Cinquième long métrage du réalisateur Wang Chao, « Fantasia » (幻想曲) a été sélectionné l'année dernière à Cannes dans la section Un certain regard. Le réalisateur est maintenant un habitué des salles francaises puisque toutes ses réalisations ont été distribuées dans l'hexagone.
Le système de santé chinois, dure réalité
L'histoire de « Fantasia » est celle d'une famille recomposée dans la ville industrielle chinoise de Chongqing. D'un père soudainement atteint d'une leucémie et qui nécessite de plus en plus de soins. D'une mère qui tente courageusement de trouver des petits boulots pour pouvoir s'occuper de la santé de son mari. D'une grande sœur qui elle a décidé pour pouvoir aussi aider financièrement la famille de travailler secrètement comme serveuse dans une boîte de nuit mais qui tombe lentement dans la prostitution. Quant au petit frère Lin, dû à la maladie de son père il se retrouve stigmatisé et rejeté par ses camarades et fuit ainsi l’école en se réfugiant un monde fantasmatique.
Ne cherchez pas la féerie dans ce titre trompeur, les images de rêve du jeune frère ne sont que des plus banales au bord d'un fleuve bien gris, la seule lueur d'espoir de cette histoire viendra d'un acte de désespoir. En revanche la réalité est belle et bien sombre, et rien ni personne ne semble être en mesure d'y changer quoi que ce soit. La maladie du père se transforme petit à petit en fardeau pour toute la famille, et lorsque l'entreprise qui l'embauchait estime ne plus avoir à supporter les frais, le père n'exclut pas de mettre fin à ses jours.
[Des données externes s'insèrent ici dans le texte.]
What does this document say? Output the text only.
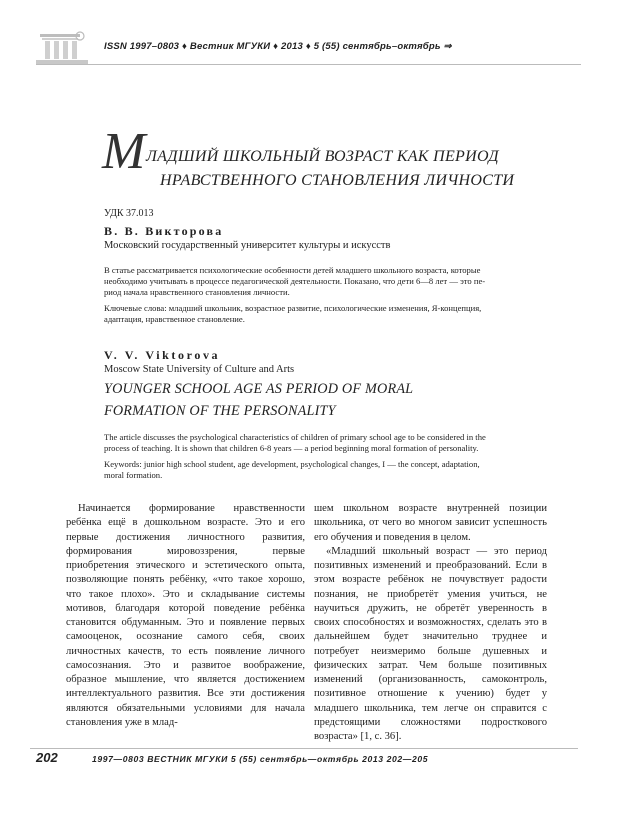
ISSN 1997–0803 ♦ Вестник МГУКИ ♦ 2013 ♦ 5 (55) сентябрь–октябрь ⇒
М ЛАДШИЙ ШКОЛЬНЫЙ ВОЗРАСТ КАК ПЕРИОД
НРАВСТВЕННОГО СТАНОВЛЕНИЯ ЛИЧНОСТИ
УДК 37.013
В. В. Викторова
Московский государственный университет культуры и искусств
В статье рассматривается психологические особенности детей младшего школьного возраста, которые
необходимо учитывать в процессе педагогической деятельности. Показано, что дети 6—8 лет — это пе-
риод начала нравственного становления личности.
Ключевые слова: младший школьник, возрастное развитие, психологические изменения, Я-концепция,
адаптация, нравственное становление.
V. V. Viktorova
Moscow State University of Culture and Arts
YOUNGER SCHOOL AGE AS PERIOD OF MORAL
FORMATION OF THE PERSONALITY
The article discusses the psychological characteristics of children of primary school age to be considered in the
process of teaching. It is shown that children 6-8 years — a period beginning moral formation of personality.
Keywords: junior high school student, age development, psychological changes, I — the concept, adaptation,
moral formation.

Начинается формирование нравственности ребёнка ещё в дошкольном возрасте. Это и его первые достижения личностного развития, формирования мировоззрения, первые приобретения этического и эстетического опыта, позволяющие понять ребёнку, «что такое хорошо, что такое плохо». Это и складывание системы мотивов, благодаря которой поведение ребёнка становится обдуманным. Это и появление первых самооценок, осознание самого себя, своих личностных качеств, то есть появление личного самосознания. Это и развитое воображение, образное мышление, что является достижением интеллектуального развития. Все эти достижения являются обязательными условиями для начала становления уже в млад-

шем школьном возрасте внутренней позиции школьника, от чего во многом зависит успешность его обучения и поведения в целом.

«Младший школьный возраст — это период позитивных изменений и преобразований. Если в этом возрасте ребёнок не почувствует радости познания, не приобретёт умения учиться, не научиться дружить, не обретёт уверенность в своих способностях и возможностях, сделать это в дальнейшем будет значительно труднее и потребует неизмеримо больше душевных и физических затрат. Чем больше позитивных изменений (организованность, самоконтроль, позитивное отношение к учению) будет у младшего школьника, тем легче он справится с предстоящими сложностями подросткового возраста» [1, с. 36].

202	1997—0803 ВЕСТНИК МГУКИ 5 (55) сентябрь—октябрь 2013 202—205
En somme « Fantasia » décrit la réalité d'un système de santé chinois encore incapable de protéger tous ses concitoyens et des innombrables conséquences que cela peut avoir au sein d’une famille.
Une fable moderne
Wang Chao apporte à ce drame beaucoup de subtilité, de sérénité et une touche de poésie malgré toutes les turpitudes que les protagonistes doivent affronter. La photographie du film est elle aussi remarquable et confère au film une atmosphère très ouatée, toujours en opposition avec la dureté des évènements. Échapper à la réalité semble ainsi aussi bien le but du jeune frère qui aime errer près du fleuve que celui du réalisateur qui par la photographie et la mise en scène la transforme en fable moderne.
Bande annonce
Le réalisateur
Né à Nankin le 21 janvier 1964, Wang Chao (王超) est issu d’une famille d’ouvriers, il travaille pendant plusieurs années dans une grande usine sidérurgique. Parallèlement, ce passionné de cinéma, de littérature et de philosophie écrit des poèmes et dévore les revues sur le 7e art. Licencié de son entreprise, il intègre en 1991 l’Ecole de Cinéma de Pékin et devient critique de cinéma. A la suite d’un article consacré au film « Terre jaune » (黄土地), Wang Chao se voit proposer par son réalisateur, Chen Kaige (陈凯歌), d’être son assistant. Il travaille alors auprès du grand metteur en scène chinois sur « Adieu ma concubine » (霸王別姬) et « L’Empereur et l’assassin » (荆柯刺秦王).
Egalement auteur de romans, Wang Chao réalise en 2001 son premier long-métrage, « L’Orphelin d’Anyang » (安阳的孤儿), tourné sans autorisation. Portrait sensible de la Chine des laissés-pour-compte, le film, présenté à la Quinzaine des Réalisateurs, est l’une des grandes révélations du Festival de Cannes. Wang Chao, qui se dit influencé par Bresson et Antonioni, réalise son deuxième opus en Mongolie-Intérieure: à travers le destin d’un mineur de fond rongé par la culpabilité, « Jour et nuit » (日日夜夜), primé en 2004 au Festival des Trois Continents, est une réflexion sur les évolutions socio-économiques de la Chine. « Voiture de luxe » (江城夏日) traite des mutations à l’œuvre dans la Chine contemporaine et a été lauréat du Prix Un Certain Regard au Festival de Cannes 2006. Son quatrième film « Memory of love » (重来) explore la naissance de l’amour dans les confins de la mémoire.